After turning sums into tuples and arrays-of-tuples into tuples-of-arrays, we obtain the following:

let c = sums_cs[i]
let x = sums_xs[i]
let y = sums_ys[i]
in if c == 0
   then f x
   else g y

So, what’s the problem here? We are always reading both x and y, even though only one of them will ever be used! That means we have redundant accesses to memory, and memory is slow. It can become a significant problem when we have larger sum types with many constructors and large payloads, even taking into account the deduplication we do when constructors overlap in their payload type. In particular, this pattern is almost guaranteed to occur when maping across an array of sum types.

The solution I came up with is an optimisation I call “sinking” because it is the opposite of hoisting. Basically, for each instance of array indexing in the program, I check whether the result of the indexing is only used inside a later occurring if branch. If so, I move the index operation inside the branch.

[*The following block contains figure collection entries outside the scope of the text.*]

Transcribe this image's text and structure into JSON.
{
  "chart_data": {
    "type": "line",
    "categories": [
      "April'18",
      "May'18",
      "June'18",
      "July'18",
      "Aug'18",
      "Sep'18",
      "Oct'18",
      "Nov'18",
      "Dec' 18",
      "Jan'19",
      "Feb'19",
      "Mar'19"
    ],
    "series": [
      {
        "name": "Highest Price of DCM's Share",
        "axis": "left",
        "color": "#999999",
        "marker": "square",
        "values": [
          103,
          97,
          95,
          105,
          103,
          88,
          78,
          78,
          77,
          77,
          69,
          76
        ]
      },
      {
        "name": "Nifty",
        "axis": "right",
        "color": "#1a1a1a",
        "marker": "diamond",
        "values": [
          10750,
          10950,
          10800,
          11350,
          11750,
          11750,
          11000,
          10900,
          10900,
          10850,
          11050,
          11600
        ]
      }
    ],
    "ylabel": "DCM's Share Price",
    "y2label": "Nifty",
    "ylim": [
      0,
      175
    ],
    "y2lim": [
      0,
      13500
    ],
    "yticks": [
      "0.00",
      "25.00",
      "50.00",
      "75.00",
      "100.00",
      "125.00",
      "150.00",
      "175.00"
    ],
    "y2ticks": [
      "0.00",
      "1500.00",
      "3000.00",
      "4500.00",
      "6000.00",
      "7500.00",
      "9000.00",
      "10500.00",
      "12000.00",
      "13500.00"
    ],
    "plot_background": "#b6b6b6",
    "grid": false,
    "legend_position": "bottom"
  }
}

Applied to the program above, it produces:

let c = sums_cs[i]
in if c == 0
   then let x = sums_xs[i]
        in f x
   else let y = sums_ys[i]
        in g y

The program that motivated this optimisation was a ray tracer I worked on that contains arrays of relatively large sum types (the objects in the scene) that each desugar to over a dozen values. Unfortunately, while the optimisation had impact on contrived benchmarks, the ray tracer was mostly unaffected. I suspect two reasons:

  1. Our deduplication is quite good, so most values (e.g. the bounding box and material of the object) is used in all branches of the case.
  2. The ray tracer performs so many other memory accesses anyway, and is bottlenecked by other things.

Oh well. Some day, someone may write a program that would have been slightly slower if not for this optimisation.